Und auch wenn meine Heimreise wieder mindestens genauso chaotisch war, wie der ganze Ausflug angefangen hat, war es doch ein sehr schönes Wochenende. Meine lieben Mitfreiwilligen, ich bin froh, dass ich euch hier hab!

Briefe für Tine

Liebe Leser!

Post zu bekommen ist ja eigentlich immer etwas Schönes! Hier in Žilina ist es übrigens besonders schön. Ich fange schon unten an der Rezeption des Studentenwohnheims an, mich zu freuen, wenn mir die lieben Damen, die hier arbeiten einen Brief oder ein Päckchen übergeben. Manchmal fragen sie mich: „Matka?“ („Mutter?“) oder zumindest „Z Nemecka?“ („Aus Deutschland?“) und wenn sie sehen, dass ich mich freue wie ein Schneekönig, dann freuen sie sich auch immer ein klein wenig mit – glaub ich zumindest!
Noch mehr freue ich mich natürlich, wenn ich die Post dann in meinem Zimmer öffnen kann und in vertrauten Handschriften lesen kann, was sich daheim so alles tut!

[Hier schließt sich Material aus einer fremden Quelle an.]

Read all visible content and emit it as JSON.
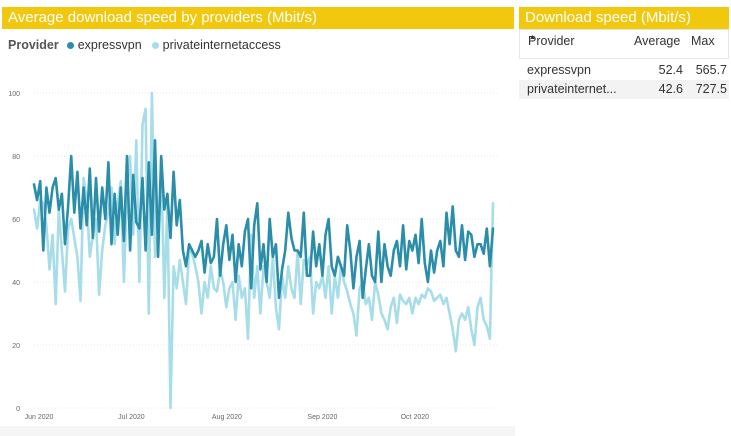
{
  "chart_panel": {
    "title": "Average download speed by providers (Mbit/s)",
    "legend_label": "Provider"
  },
  "table_panel": {
    "title": "Download speed (Mbit/s)",
    "columns": [
      "Provider",
      "Average",
      "Max"
    ],
    "rows": [
      {
        "provider": "expressvpn",
        "average": "52.4",
        "max": "565.7"
      },
      {
        "provider": "privateinternet...",
        "average": "42.6",
        "max": "727.5"
      }
    ]
  },
  "chart_data": {
    "type": "line",
    "title": "Average download speed by providers (Mbit/s)",
    "xlabel": "",
    "ylabel": "",
    "ylim": [
      0,
      100
    ],
    "yticks": [
      0,
      20,
      40,
      60,
      80,
      100
    ],
    "x_start_day": 0,
    "x_end_day": 149,
    "xticks": [
      {
        "label": "Jun 2020",
        "day": 0
      },
      {
        "label": "Jul 2020",
        "day": 30
      },
      {
        "label": "Aug 2020",
        "day": 61
      },
      {
        "label": "Sep 2020",
        "day": 92
      },
      {
        "label": "Oct 2020",
        "day": 122
      }
    ],
    "legend_position": "top-left",
    "grid": true,
    "series": [
      {
        "name": "expressvpn",
        "color": "#2b8ea8",
        "values": [
          71,
          66,
          72,
          50,
          70,
          62,
          70,
          73,
          63,
          68,
          52,
          64,
          80,
          62,
          75,
          57,
          70,
          58,
          76,
          54,
          73,
          56,
          70,
          60,
          78,
          52,
          68,
          55,
          70,
          53,
          80,
          50,
          74,
          59,
          57,
          73,
          50,
          78,
          55,
          85,
          48,
          80,
          63,
          68,
          54,
          75,
          58,
          66,
          50,
          45,
          52,
          50,
          48,
          50,
          53,
          43,
          52,
          46,
          48,
          60,
          42,
          52,
          58,
          47,
          55,
          40,
          52,
          45,
          56,
          60,
          38,
          58,
          65,
          44,
          52,
          40,
          60,
          48,
          52,
          35,
          44,
          50,
          62,
          54,
          50,
          50,
          48,
          62,
          42,
          42,
          56,
          45,
          52,
          42,
          55,
          60,
          45,
          42,
          48,
          45,
          42,
          58,
          50,
          38,
          48,
          53,
          35,
          44,
          52,
          42,
          40,
          56,
          40,
          52,
          45,
          42,
          50,
          53,
          45,
          58,
          44,
          53,
          50,
          55,
          46,
          60,
          46,
          40,
          50,
          43,
          50,
          53,
          45,
          62,
          52,
          64,
          50,
          48,
          58,
          47,
          56,
          55,
          48,
          52,
          52,
          49,
          57,
          45,
          57
        ]
      },
      {
        "name": "privateinternetaccess",
        "color": "#a7dde9",
        "values": [
          63,
          57,
          66,
          65,
          58,
          44,
          55,
          33,
          63,
          50,
          37,
          57,
          60,
          54,
          48,
          34,
          73,
          66,
          48,
          55,
          60,
          36,
          50,
          58,
          62,
          70,
          52,
          65,
          72,
          40,
          70,
          80,
          55,
          85,
          40,
          90,
          95,
          30,
          100,
          48,
          55,
          78,
          35,
          65,
          0,
          45,
          38,
          47,
          40,
          33,
          50,
          49,
          45,
          40,
          30,
          40,
          35,
          45,
          38,
          37,
          44,
          40,
          32,
          38,
          40,
          28,
          42,
          35,
          38,
          22,
          55,
          35,
          45,
          30,
          45,
          40,
          35,
          48,
          32,
          25,
          42,
          35,
          45,
          38,
          35,
          50,
          33,
          47,
          45,
          48,
          30,
          40,
          38,
          42,
          35,
          45,
          30,
          42,
          35,
          45,
          40,
          37,
          33,
          30,
          23,
          38,
          40,
          33,
          35,
          28,
          40,
          36,
          30,
          28,
          25,
          32,
          35,
          27,
          36,
          34,
          33,
          35,
          30,
          35,
          33,
          36,
          35,
          38,
          37,
          34,
          35,
          36,
          33,
          35,
          30,
          25,
          18,
          28,
          30,
          28,
          32,
          25,
          20,
          32,
          35,
          28,
          26,
          22,
          65
        ]
      }
    ]
  }
}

Gestern kam zum Beispiel ein Brief von meiner Freundin Anne über den ich mich wahnsinnig gefreut hab. Dank meiner Lieben weiß ich nun wieder genau, was im schönen Plattling so passiert und bei all dem Neuen, das ich hier im Moment erlebe, tut so ein kleines Stückchen Heimat auch ganz gut!